Fighting a deadly disease
If life is a set of opportunities for which decisions need to be made and goals revised, then one is to recognize an opportunity and the next is to pursue it.
VIDEO: Alberta Order of Excellence video about the work of Dr. Lorne Tyrrell.
Dr. Tyrrell’s road has had many unexpected turns, beginning with learning how to drive a Caterpillar and make a road for his father, which delayed his entry into medicine by one year.
Dr. Tyrrell’s studies began by researching Vitamin K and clotting reversal. From 1969-72, his PhD work was on drug-induced porphyrin biosynthesis at Queens. Back at the U of A (1973-76) he was Teacher of the Year three times before he completed his fellowship in 1975. After postdoctoral work, he returned to the U of A as the Director of Infectious Disease and later Microbiology (1982-94).
While preparing for a hepatitis B lecture, he read about the discovery of the hepatitis B viral replication cycle. The cycle involved priming with RNA. Using duck liver cell cultures, Dr. Tyrrell with help from Dr. Morris Robins, found that nucleosides could inhibit replication and were not toxic to human cells.
The nucleosides reduced circulating hepatitis HBV 10,000 fold. The strongest one was Lamivudine (3 TC), which Dr. Tyrrell obtained from Glaxo. Proven safe in chimpanzee HBV carriers, a five-center trial began in 1993. In 1994, he gave Lamivudine to a hepatitis B patient in a coma, who then underwent a successful transplant. Dr. Tyrrell predicted that mutations would develop. They did in 14% of patients treated in the first year.
In 1989, the hepatitis C virus (HCV) was identified. Dr. Tyrrell genetically engineered a mouse whose liver cells would support HCV replication. Significant grants to test possible anti HCV drugs followed.
In 1994, Dr. Tyrrell became dean of the U of A’s faculty of medicine. A year later he merged the faculty of dentistry with it.

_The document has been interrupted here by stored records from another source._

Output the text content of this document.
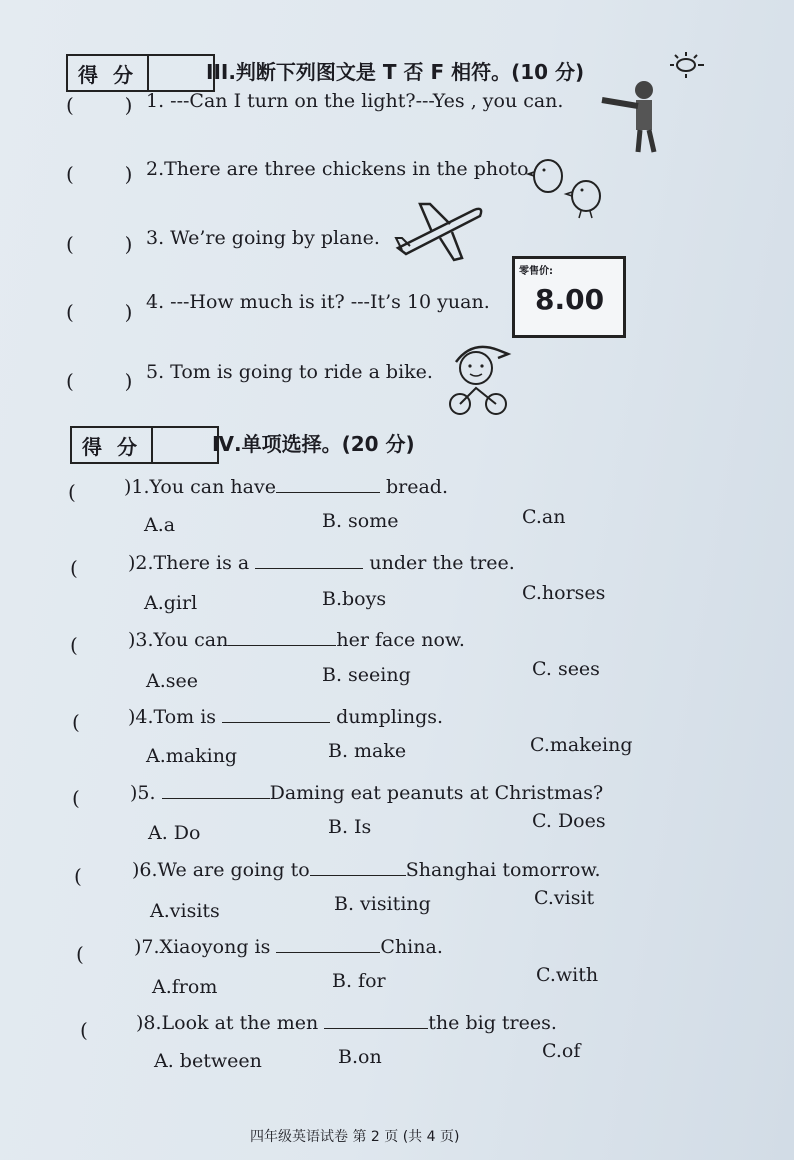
得 分	III.判断下列图文是 T 否 F 相符。(10 分)
(        ) 1. ---Can I turn on the light?---Yes , you can.
(        ) 2.There are three chickens in the photo.
(        ) 3. We’re going by plane.
(        ) 4. ---How much is it? ---It’s 10 yuan.
零售价:
8.00
(        ) 5. Tom is going to ride a bike.
得 分	Ⅳ.单项选择。(20 分)
( )1.You can have	bread.
A.a	B. some	C.an
( )2.There is a	under the tree.
A.girl	B.boys	C.horses
( )3.You can	her face now.
A.see	B. seeing	C. sees
( )4.Tom is	dumplings.
A.making	B. make	C.makeing
( )5.	Daming eat peanuts at Christmas?
A. Do	B. Is	C. Does
( )6.We are going to	Shanghai tomorrow.
A.visits	B. visiting	C.visit
( )7.Xiaoyong is	China.
A.from	B. for	C.with
( )8.Look at the men	the big trees.
A. between	B.on	C.of
四年级英语试卷 第 2 页 (共 4 页)
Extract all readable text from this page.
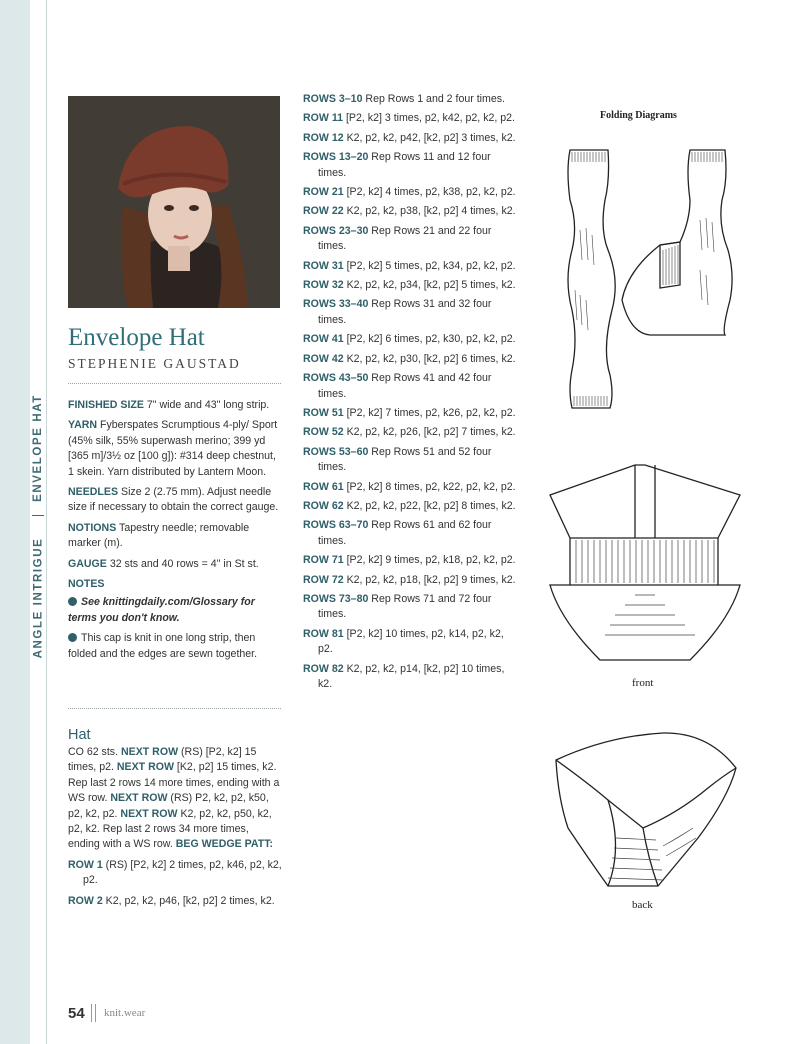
ENVELOPE HAT
ANGLE INTRIGUE
Envelope Hat
STEPHENIE GAUSTAD

FINISHED SIZE 7" wide and 43" long strip.

YARN Fyberspates Scrumptious 4-ply/ Sport (45% silk, 55% superwash merino; 399 yd [365 m]/3½ oz [100 g]): #314 deep chestnut, 1 skein. Yarn distributed by Lantern Moon.

NEEDLES Size 2 (2.75 mm). Adjust needle size if necessary to obtain the correct gauge.

NOTIONS Tapestry needle; removable marker (m).

GAUGE 32 sts and 40 rows = 4" in St st.

NOTES

See knittingdaily.com/Glossary for terms you don't know.

This cap is knit in one long strip, then folded and the edges are sewn together.

Hat

CO 62 sts. NEXT ROW (RS) [P2, k2] 15 times, p2. NEXT ROW [K2, p2] 15 times, k2. Rep last 2 rows 14 more times, ending with a WS row. NEXT ROW (RS) P2, k2, p2, k50, p2, k2, p2. NEXT ROW K2, p2, k2, p50, k2, p2, k2. Rep last 2 rows 34 more times, ending with a WS row. BEG WEDGE PATT:

ROW 1 (RS) [P2, k2] 2 times, p2, k46, p2, k2, p2.

ROW 2 K2, p2, k2, p46, [k2, p2] 2 times, k2.

ROWS 3–10 Rep Rows 1 and 2 four times.

ROW 11 [P2, k2] 3 times, p2, k42, p2, k2, p2.

ROW 12 K2, p2, k2, p42, [k2, p2] 3 times, k2.

ROWS 13–20 Rep Rows 11 and 12 four times.

ROW 21 [P2, k2] 4 times, p2, k38, p2, k2, p2.

ROW 22 K2, p2, k2, p38, [k2, p2] 4 times, k2.

ROWS 23–30 Rep Rows 21 and 22 four times.

ROW 31 [P2, k2] 5 times, p2, k34, p2, k2, p2.

ROW 32 K2, p2, k2, p34, [k2, p2] 5 times, k2.

ROWS 33–40 Rep Rows 31 and 32 four times.

ROW 41 [P2, k2] 6 times, p2, k30, p2, k2, p2.

ROW 42 K2, p2, k2, p30, [k2, p2] 6 times, k2.

ROWS 43–50 Rep Rows 41 and 42 four times.

ROW 51 [P2, k2] 7 times, p2, k26, p2, k2, p2.

ROW 52 K2, p2, k2, p26, [k2, p2] 7 times, k2.

ROWS 53–60 Rep Rows 51 and 52 four times.

ROW 61 [P2, k2] 8 times, p2, k22, p2, k2, p2.

ROW 62 K2, p2, k2, p22, [k2, p2] 8 times, k2.

ROWS 63–70 Rep Rows 61 and 62 four times.

ROW 71 [P2, k2] 9 times, p2, k18, p2, k2, p2.

ROW 72 K2, p2, k2, p18, [k2, p2] 9 times, k2.

ROWS 73–80 Rep Rows 71 and 72 four times.

ROW 81 [P2, k2] 10 times, p2, k14, p2, k2, p2.

ROW 82 K2, p2, k2, p14, [k2, p2] 10 times, k2.

Folding Diagrams
front
back
54 knit.wear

In 2010 Dr. Tyrrell was instrumental in securing a $28M donation from Li Ka Shing to help establish the Li Ka Shing Institute of Virology at the U of A – the largest donation the U of A has ever received.
VIDEO: Canadian Medical Hall of Fame video about the work of Dr. Lorne Tyrrell.
Dr. Tyrell's awards are many, including:
- Rutherford Award for Excellence in Undergraduate Teaching (1991).
- U of A University Cup (1991)
- Gordin Kaplan Award for Excellence in Research (1998).
- Alberta Order of Excellence (2000)
- Order of Canada (2002).
- Fellowship in the Royal Society (2004).
- Frederic Newton Gisborne Starr Award (2004).
- Manning Innovation Award (2005).
- Alberta’s 100 Physicians of the Century (2005).